Actually Using Git Worktrees

Ryan James Spencer

Let's say you are expected to do code review and you are also expected to code. When you do either a certain set of changes is in place. Switching because you are blocking someone means you have to do a dance with stashing changes, checking out a branch, perhaps cleaning temporary files, restarting tooling, etc. Bar changing your codebase, workflow, and job requirements, here's an approach that uses git worktrees to ease the cost of these context-switches.

git uses worktrees to track changes in a repository. git gives us the ability to make more than one worktree at a time that are checked out to potentially different sets of changes. This means we can effectively split up our codebase into review and development environments:

$ git worktree add ../foo-review --checkout master # where `foo` is the name of your project
$ cd ../foo-review
$ git clean -fddx
$ git checkout branch-name

You can tuck the change-directory code into a script if there's a slew of other steps needed to get into a good-known state.
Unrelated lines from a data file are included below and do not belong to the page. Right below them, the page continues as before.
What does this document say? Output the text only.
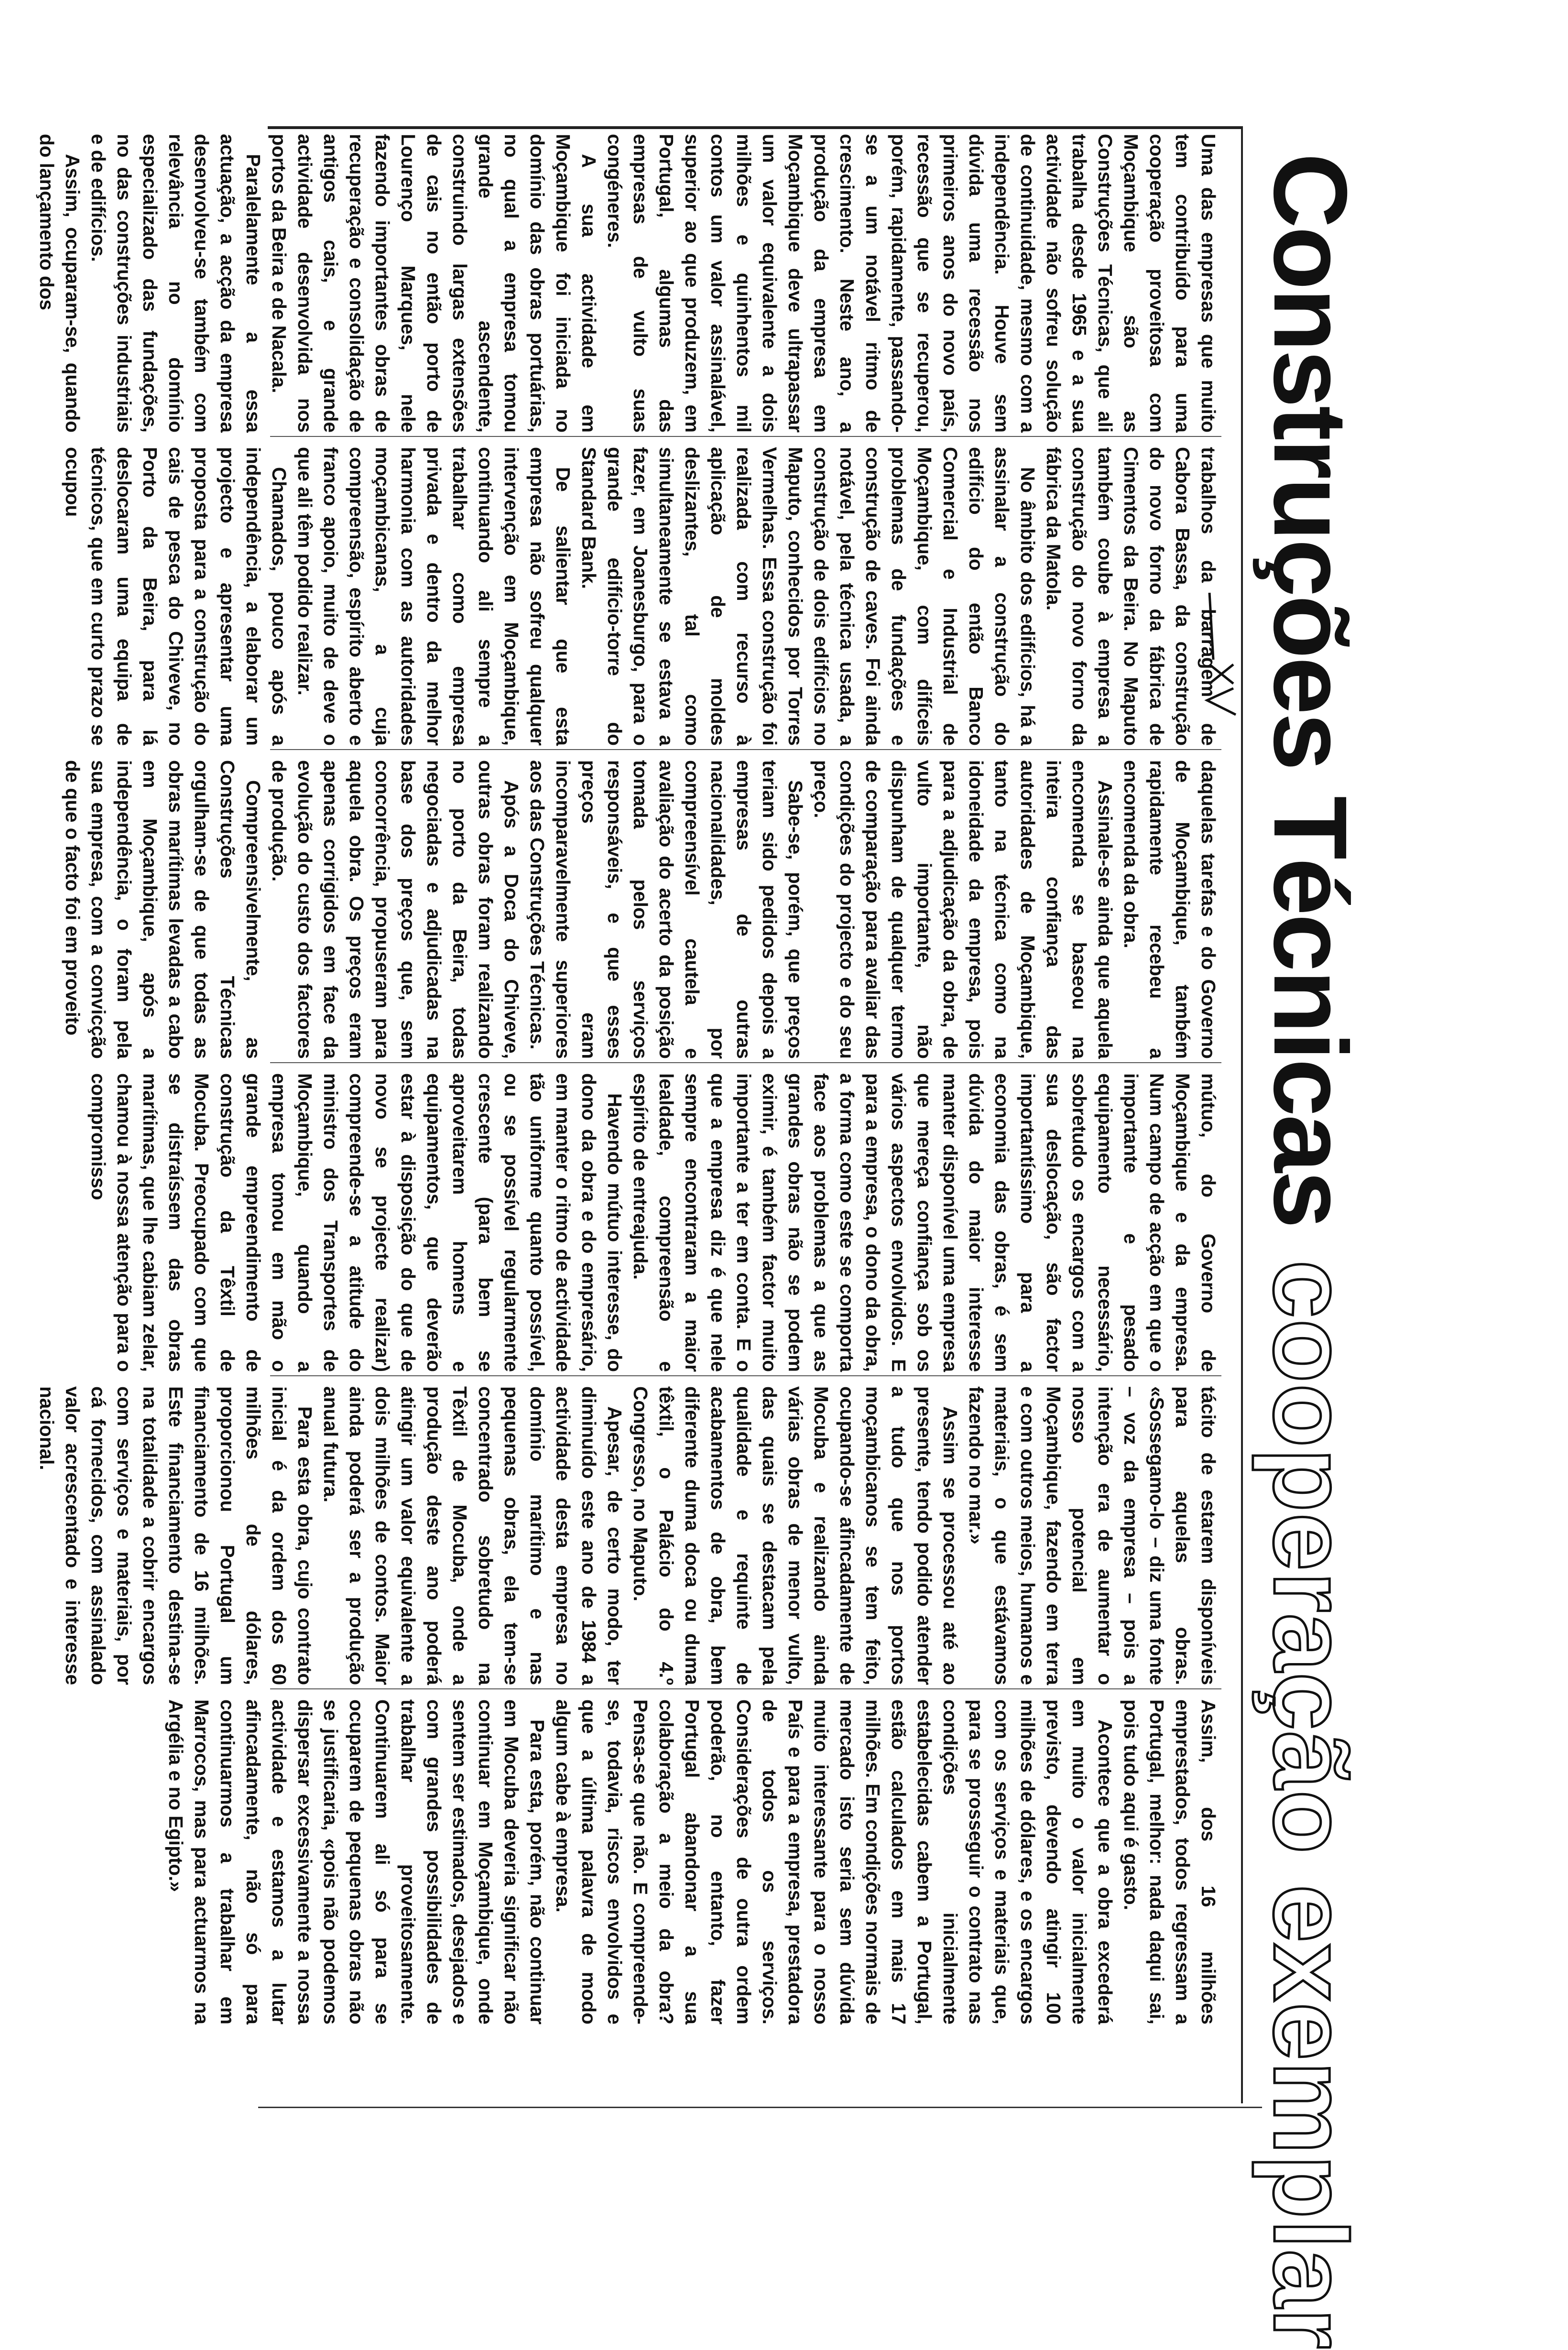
Construções Técnicascooperação exemplar

Uma das empresas que muito tem contribuído para uma cooperação proveitosa com Moçambique são as Construções Técnicas, que ali trabalha desde 1965 e a sua actividade não sofreu solução de continuidade, mesmo com a independência. Houve sem dúvida uma recessão nos primeiros anos do novo país, recessão que se recuperou, porém, rapidamente, passando-se a um notável ritmo de crescimento. Neste ano, a produção da empresa em Moçambique deve ultrapassar um valor equivalente a dois milhões e quinhentos mil contos um valor assinalável, superior ao que produzem, em Portugal, algumas das empresas de vulto suas congéneres.

A sua actividade em Moçambique foi iniciada no domínio das obras portuárias, no qual a empresa tomou grande ascendente, construindo largas extensões de cais no então porto de Lourenço Marques, nele fazendo importantes obras de recuperação e consolidação de antigos cais, e grande actividade desenvolvida nos portos da Beira e de Nacala.

Paralelamente a essa actuação, a acção da empresa desenvolveu-se também com relevância no domínio especializado das fundações, no das construções industriais e de edifícios.

Assim, ocuparam-se, quando do lançamento dos

trabalhos da barragem de Cabora Bassa, da construção do novo forno da fábrica de Cimentos da Beira. No Maputo também coube à empresa a construção do novo forno da fábrica da Matola.

No âmbito dos edifícios, há a assinalar a construção do edifício do então Banco Comercial e Industrial de Moçambique, com difíceis problemas de fundações e construção de caves. Foi ainda notável, pela técnica usada, a construção de dois edifícios no Maputo, conhecidos por Torres Vermelhas. Essa construção foi realizada com recurso à aplicação de moldes deslizantes, tal como simultaneamente se estava a fazer, em Joanesburgo, para o grande edifício-torre do Standard Bank.

De salientar que esta empresa não sofreu qualquer intervenção em Moçambique, continuando ali sempre a trabalhar como empresa privada e dentro da melhor harmonia com as autoridades moçambicanas, a cuja compreensão, espírito aberto e franco apoio, muito de deve o que ali têm podido realizar.

Chamados, pouco após a independência, a elaborar um projecto e apresentar uma proposta para a construção do cais de pesca do Chiveve, no Porto da Beira, para lá deslocaram uma equipa de técnicos, que em curto prazo se ocupou

daquelas tarefas e do Governo de Moçambique, também rapidamente recebeu a encomenda da obra.

Assinale-se ainda que aquela encomenda se baseou na inteira confiança das autoridades de Moçambique, tanto na técnica como na idoneidade da empresa, pois para a adjudicação da obra, de vulto importante, não dispunham de qualquer termo de comparação para avaliar das condições do projecto e do seu preço.

Sabe-se, porém, que preços teriam sido pedidos depois a empresas de outras nacionalidades, por compreensível cautela e avaliação do acerto da posição tomada pelos serviços responsáveis, e que esses preços eram incomparavelmente superiores aos das Construções Técnicas.

Após a Doca do Chiveve, outras obras foram realizando no porto da Beira, todas negociadas e adjudicadas na base dos preços que, sem concorrência, propuseram para aquela obra. Os preços eram apenas corrigidos em face da evolução do custo dos factores de produção.

Compreensivelmente, as Construções Técnicas orgulham-se de que todas as obras marítimas levadas a cabo em Moçambique, após a independência, o foram pela sua empresa, com a convicção de que o facto foi em proveito

mútuo, do Governo de Moçambique e da empresa. Num campo de acção em que o importante e pesado equipamento necessário, sobretudo os encargos com a sua deslocação, são factor importantíssimo para a economia das obras, é sem dúvida do maior interesse manter disponível uma empresa que mereça confiança sob os vários aspectos envolvidos. E para a empresa, o dono da obra, a forma como este se comporta face aos problemas a que as grandes obras não se podem eximir, é também factor muito importante a ter em conta. E o que a empresa diz é que nele sempre encontraram a maior lealdade, compreensão e espírito de entreajuda.

Havendo mútuo interesse, do dono da obra e do empresário, em manter o ritmo de actividade tão uniforme quanto possível, ou se possível regularmente crescente (para bem se aproveitarem homens e equipamentos, que deverão estar à disposição do que de novo se projecte realizar) compreende-se a atitude do ministro dos Transportes de Moçambique, quando a empresa tomou em mão o grande empreendimento de construção da Têxtil de Mocuba. Preocupado com que se distraíssem das obras marítimas, que lhe cabiam zelar, chamou à nossa atenção para o compromisso

tácito de estarem disponíveis para aquelas obras. «Sossegamo-lo – diz uma fonte – voz da empresa – pois a intenção era de aumentar o nosso potencial em Moçambique, fazendo em terra e com outros meios, humanos e materiais, o que estávamos fazendo no mar.»

Assim se processou até ao presente, tendo podido atender a tudo que nos portos moçambicanos se tem feito, ocupando-se afincadamente de Mocuba e realizando ainda várias obras de menor vulto, das quais se destacam pela qualidade e requinte de acabamentos de obra, bem diferente duma doca ou duma têxtil, o Palácio do 4.º Congresso, no Maputo.

Apesar, de certo modo, ter diminuído este ano de 1984 a actividade desta empresa no domínio marítimo e nas pequenas obras, ela tem-se concentrado sobretudo na Têxtil de Mocuba, onde a produção deste ano poderá atingir um valor equivalente a dois milhões de contos. Maior ainda poderá ser a produção anual futura.

Para esta obra, cujo contrato inicial é da ordem dos 60 milhões de dólares, proporcionou Portugal um financiamento de 16 milhões. Este financiamento destina-se na totalidade a cobrir encargos com serviços e materiais, por cá fornecidos, com assinalado valor acrescentado e interesse nacional.

Assim, dos 16 milhões emprestados, todos regressam a Portugal, melhor: nada daqui sai, pois tudo aqui é gasto.

Acontece que a obra excederá em muito o valor inicialmente previsto, devendo atingir 100 milhões de dólares, e os encargos com os serviços e materiais que, para se prosseguir o contrato nas condições inicialmente estabelecidas cabem a Portugal, estão calculados em mais 17 milhões. Em condições normais de mercado isto seria sem dúvida muito interessante para o nosso País e para a empresa, prestadora de todos os serviços. Considerações de outra ordem poderão, no entanto, fazer Portugal abandonar a sua colaboração a meio da obra? Pensa-se que não. E compreende-se, todavia, riscos envolvidos e que a última palavra de modo algum cabe à empresa.

Para esta, porém, não continuar em Mocuba deveria significar não continuar em Moçambique, onde sentem ser estimados, desejados e com grandes possibilidades de trabalhar proveitosamente. Continuarem ali só para se ocuparem de pequenas obras não se justificaria, «pois não podemos dispersar excessivamente a nossa actividade e estamos a lutar afincadamente, não só para continuarmos a trabalhar em Marrocos, mas para actuarmos na Argélia e no Egipto.»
If you are using GitHub, here's an added bonus for checking out pull requests by number rather than by branch name:

[alias]
  <snip>
  copr = "!f() { git fetch origin pull/$1/head && git checkout pr/$1; }; f"
  <snip>

N.B. There are alternative ways of fetching all remote pull requests from GitHub which might be preferable to the above alias.

GitHub assigns this special remote tracking branch to your PR, but it's read-only so if you want to contribute changes you will need to know the name of the original branch.

With this setup the context-switch dance is reduced. The workflow could be like this:

  1. Someone asks for a review or perhaps you're done and want to get back to work
  2. Calling work might get you back into your development environment where you left off
  3. review branch-name will go the other direction preparing the pull-request for inspection

Git aliases are a neat way to remap the surface area of git. I actually think this is a utility for configuration I don't see more CLI tooling using that probably could to great effect. In the context of git it allows me to get around some particular ergonomic warts. Also, I don't do this workflow anymore as I leverage pull-requests largely for communicating changes more than gate-keeping these days, but I understand not all circumstances are the same. Worktrees could be used to keep a reference implementation around for quickly inspecting without having to switch branches, for example. Little things like this that help reduce toil are worth their weight in platinum so it pays to keep your eye open to automation opportunities!